Taxpayers who incur adoption expenses may be eligible to receive a tax credit of up to $14,080 per eligible child (for 2019). The tax credit is non-refundable, which means it is limited to your tax liability for that year. However, the credit amount in excess of your tax liability may be carried forward for up to five years.
In addition to the tax credit, the internal revenue code allows for taxpayers to exclude from their income certain employer-provided adoption assistance.
An eligible child is an individual who is under the age of 18 or is physically or mentally incapable of self-care.
Qualified Adoption Expenses
For both the tax credit and the exclusion, qualified adoption expenses include:
Reasonable and necessary adoption fees,
Court costs and attorney fees,
Traveling expenses (including amounts spent for meals and lodging while away from home), and
Other expenses that are directly related to and for the principal purpose of the legal adoption of an eligible child.
An expense may be a qualified adoption expense even if the expense is paid before an eligible child has been identified. For example, prospective adoptive parents who pay for a home study at the outset of an adoption effort may treat the fees as qualified adoption expenses.
Note, though, qualified adoption expenses do not include expenses that a taxpayer pays to adopt the child of the taxpayer's spouse.
Income and Dollar Limitations
The tax credit and the exclusion are each subject to an income limitation and a dollar limitation. The income limit on the adoption credit or exclusion is based on your modified adjusted gross income (MAGI). If your MAGI amount for 2019 falls between certain amounts, your credit or exclusion is subject to a phaseout (i.e., is reduced or eliminated). For tax year 2019, the MAGI phaseout begins at $211,160 and ends at $251,160. Thus, if your MAGI amount is below $211,160 for 2019, then you are entitled to the full amount of the credit or exclusion. But if your MAGI amount for 2019 is $251,160 or more, you cannot claim the credit or exclusion.
You must reduce the tax credit's dollar limit for a particular year by the amount of qualified adoption expenses paid and claimed in previous years for the same adoption effort.

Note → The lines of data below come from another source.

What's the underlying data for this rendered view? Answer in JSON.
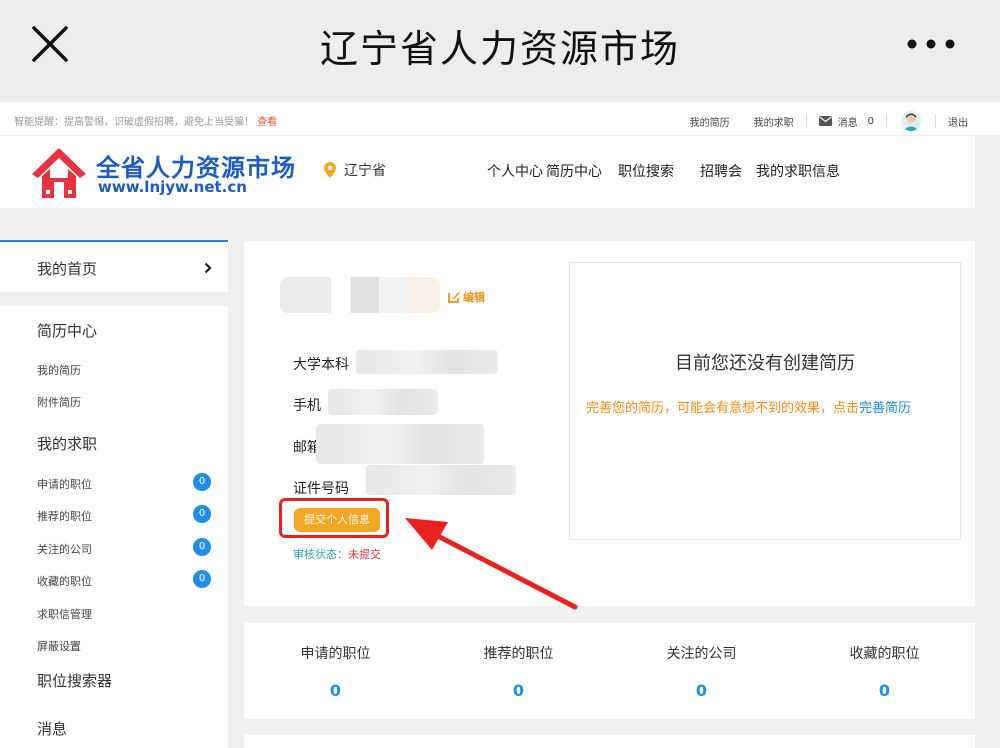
{
  "appbar": {
    "title": "辽宁省人力资源市场"
  },
  "topstrip": {
    "notice_prefix": "智能提醒：提高警惕，识破虚假招聘，避免上当受骗！",
    "notice_link": "查看",
    "my_resume": "我的简历",
    "my_job": "我的求职",
    "messages_label": "消息",
    "messages_count": "0",
    "logout": "退出"
  },
  "header": {
    "logo_name": "全省人力资源市场",
    "logo_url": "www.lnjyw.net.cn",
    "location": "辽宁省",
    "nav": [
      "个人中心",
      "简历中心",
      "职位搜索",
      "招聘会",
      "我的求职信息"
    ]
  },
  "sidebar": {
    "home": "我的首页",
    "resume_center": "简历中心",
    "my_resume": "我的简历",
    "attachment_resume": "附件简历",
    "my_job": "我的求职",
    "applied": {
      "label": "申请的职位",
      "count": "0"
    },
    "recommended": {
      "label": "推荐的职位",
      "count": "0"
    },
    "followed": {
      "label": "关注的公司",
      "count": "0"
    },
    "favorited": {
      "label": "收藏的职位",
      "count": "0"
    },
    "letter_manage": "求职信管理",
    "block_settings": "屏蔽设置",
    "job_searcher": "职位搜索器",
    "messages": "消息"
  },
  "profile": {
    "edit_label": "编辑",
    "education": "大学本科",
    "phone": "手机",
    "email": "邮箱",
    "id_number": "证件号码",
    "submit_label": "提交个人信息",
    "status_label": "审核状态：",
    "status_value": "未提交"
  },
  "resume_box": {
    "headline": "目前您还没有创建简历",
    "hint": "完善您的简历，可能会有意想不到的效果，点击",
    "hint_link": "完善简历"
  },
  "stats": [
    {
      "label": "申请的职位",
      "value": "0"
    },
    {
      "label": "推荐的职位",
      "value": "0"
    },
    {
      "label": "关注的公司",
      "value": "0"
    },
    {
      "label": "收藏的职位",
      "value": "0"
    }
  ],
  "colors": {
    "brand_blue": "#1d5cc4",
    "badge_blue": "#1e8ee8",
    "accent_orange": "#f5a623",
    "highlight_red": "#e8221f"
  }
}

For example, if you claimed a $3,000 credit in connection with a domestic adoption in 2018 and paid an additional $14,080 of qualified adoption expenses in 2019 (when the adoption became final), the maximum credit you can claim in 2019 is $11,080 ($14,080 dollar limit less $3,000 of qualified adoption expenses claimed in 2018).
Timing rules: What tax year can you claim the credit?
The tax year for which you can claim the credit depends on the following:
When the expenses are paid;
Whether it is a domestic adoption or a foreign adoption; and
When, if ever, the adoption was finalized.
Generally, the credit is allowable whether the adoption is domestic or foreign. However, the timing rules for claiming the credit for qualified adoption expenses differ depending on the type of adoption.
A domestic adoption is the adoption of a U.S. child (an eligible child who is a citizen or resident of the U.S. before the adoption effort begins). Qualified adoption expenses paid before the year the adoption becomes final are allowable as a tax credit for the tax year following the year of payment (even if the adoption is never finalized and even if an eligible child was never identified).
A foreign adoption is the adoption of an eligible child who is not yet a citizen or resident of the U.S. before the adoption effort begins. In contrast to the rules for domestic adoptions, qualified adoption expenses paid before and during the year for a foreign adoption are allowable as a tax credit for the year the adoption becomes final.
Once an adoption becomes final, and subject to the dollar limitation discussed above, qualified adoption expenses paid during or after the year of finality are allowable as a tax credit for the year of payment, regardless of whether the adoption is foreign or domestic.
Claiming the Tax Credit on IRS Form 8839
To claim the adoption credit or exclusion, complete IRS Form 8839 (Qualified Adoption Expenses) and attach it to your federal tax return. The Instructions for Form 8839 contain additional information about the adoption credit and exclusion.